Aave Labs chief executive Stani Kulechov said decentralised finance could tap a $50 trillion market in “abundance assets” by 2050, positioning tokenised solar and energy infrastructure as a new class of onchain collateral.
Kulechov argued that while nearly $25 billion in real-world assets have already been tokenised, most are scarce assets such as US Treasuries, private credit and real estate, leaving significant untapped potential in renewable energy and advanced manufacturing.
“Capital is hungry for new collateral, and the world is ready for a transformation that onchain lending can capture and accelerate,”
Said Kulechov.
He estimated solar energy alone could account for $15 trillion to $30 trillion of the projected $50 trillion market, suggesting developers could tokenise a $100 million solar project, borrow $70 million against it and redeploy capital into new installations.

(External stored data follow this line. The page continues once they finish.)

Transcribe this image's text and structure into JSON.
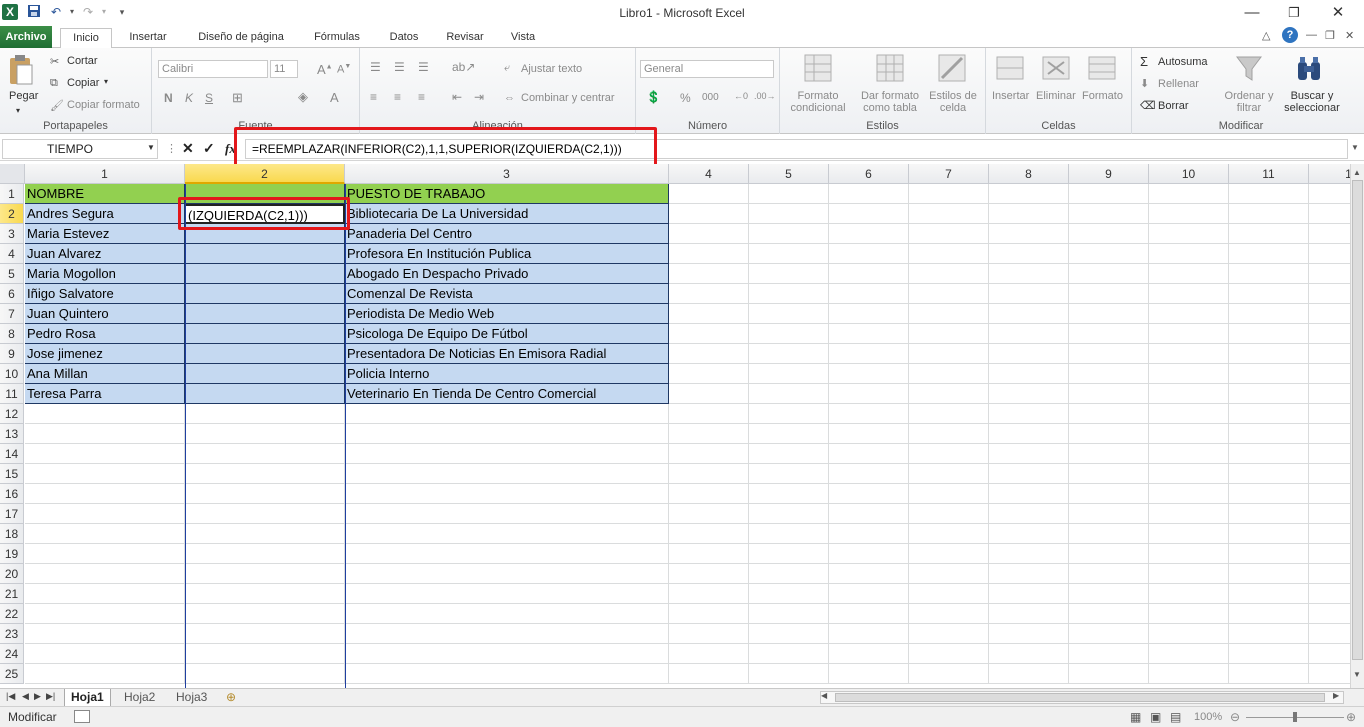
{
  "window": {
    "title": "Libro1  -  Microsoft Excel"
  },
  "tabs": {
    "file": "Archivo",
    "home": "Inicio",
    "insert": "Insertar",
    "layout": "Diseño de página",
    "formulas": "Fórmulas",
    "data": "Datos",
    "review": "Revisar",
    "view": "Vista"
  },
  "ribbon": {
    "clipboard": {
      "paste": "Pegar",
      "cut": "Cortar",
      "copy": "Copiar",
      "format_painter": "Copiar formato",
      "label": "Portapapeles"
    },
    "font": {
      "name": "Calibri",
      "size": "11",
      "label": "Fuente",
      "bold": "N",
      "italic": "K",
      "underline": "S"
    },
    "alignment": {
      "wrap": "Ajustar texto",
      "merge": "Combinar y centrar",
      "label": "Alineación"
    },
    "number": {
      "format": "General",
      "label": "Número",
      "percent": "%",
      "thousands": "000"
    },
    "styles": {
      "conditional": "Formato condicional",
      "table": "Dar formato como tabla",
      "cell": "Estilos de celda",
      "label": "Estilos"
    },
    "cells": {
      "insert": "Insertar",
      "delete": "Eliminar",
      "format": "Formato",
      "label": "Celdas"
    },
    "editing": {
      "autosum": "Autosuma",
      "fill": "Rellenar",
      "clear": "Borrar",
      "sort": "Ordenar y filtrar",
      "find": "Buscar y seleccionar",
      "label": "Modificar"
    }
  },
  "formula_bar": {
    "name_box": "TIEMPO",
    "cancel": "✕",
    "enter": "✓",
    "fx": "fx",
    "formula": "=REEMPLAZAR(INFERIOR(C2),1,1,SUPERIOR(IZQUIERDA(C2,1)))"
  },
  "grid": {
    "col_headers": [
      "1",
      "2",
      "3",
      "4",
      "5",
      "6",
      "7",
      "8",
      "9",
      "10",
      "11",
      "1"
    ],
    "row_headers": [
      "1",
      "2",
      "3",
      "4",
      "5",
      "6",
      "7",
      "8",
      "9",
      "10",
      "11",
      "12",
      "13",
      "14",
      "15",
      "16",
      "17",
      "18",
      "19",
      "20",
      "21",
      "22",
      "23",
      "24",
      "25"
    ],
    "header_row": {
      "name": "NOMBRE",
      "job": "PUESTO DE TRABAJO"
    },
    "editing_cell": "(IZQUIERDA(C2,1)))",
    "rows": [
      {
        "name": "Andres Segura",
        "job": "Bibliotecaria De La Universidad"
      },
      {
        "name": "Maria Estevez",
        "job": "Panaderia Del Centro"
      },
      {
        "name": "Juan Alvarez",
        "job": "Profesora En Institución Publica"
      },
      {
        "name": "Maria Mogollon",
        "job": "Abogado En Despacho Privado"
      },
      {
        "name": "Iñigo Salvatore",
        "job": "Comenzal De Revista"
      },
      {
        "name": "Juan Quintero",
        "job": "Periodista De Medio Web"
      },
      {
        "name": "Pedro Rosa",
        "job": "Psicologa De Equipo De Fútbol"
      },
      {
        "name": "Jose jimenez",
        "job": "Presentadora De Noticias En Emisora Radial"
      },
      {
        "name": "Ana Millan",
        "job": "Policia Interno"
      },
      {
        "name": "Teresa Parra",
        "job": "Veterinario En Tienda De Centro Comercial"
      }
    ]
  },
  "sheets": [
    "Hoja1",
    "Hoja2",
    "Hoja3"
  ],
  "status": {
    "mode": "Modificar",
    "zoom": "100%"
  },
  "colors": {
    "header_fill": "#92d050",
    "data_fill": "#c5d9f1",
    "highlight": "#e3171b",
    "file_tab": "#217346"
  }
}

“Traditional infrastructure capital locks up for decades. Tokenised assets allow continuous trading, meaning the same dollar can finance multiple projects over time,”
Kulechov added, arguing that such structures could improve capital efficiency and returns.
Aave is currently the largest DeFi protocol by total value locked at $27 billion according to DeFiLlama, with assets such as Tether, Ether and wrapped Ether dominating lending markets.
Aave’s native token AAVE has fallen 15.2% so far in 2026 to around $126 and remains 81% below its May 2021 peak of $661.70, underscoring the broader crypto market downturn despite renewed interest in tokenised infrastructure.
At the time of reporting, Aave price was $125.15.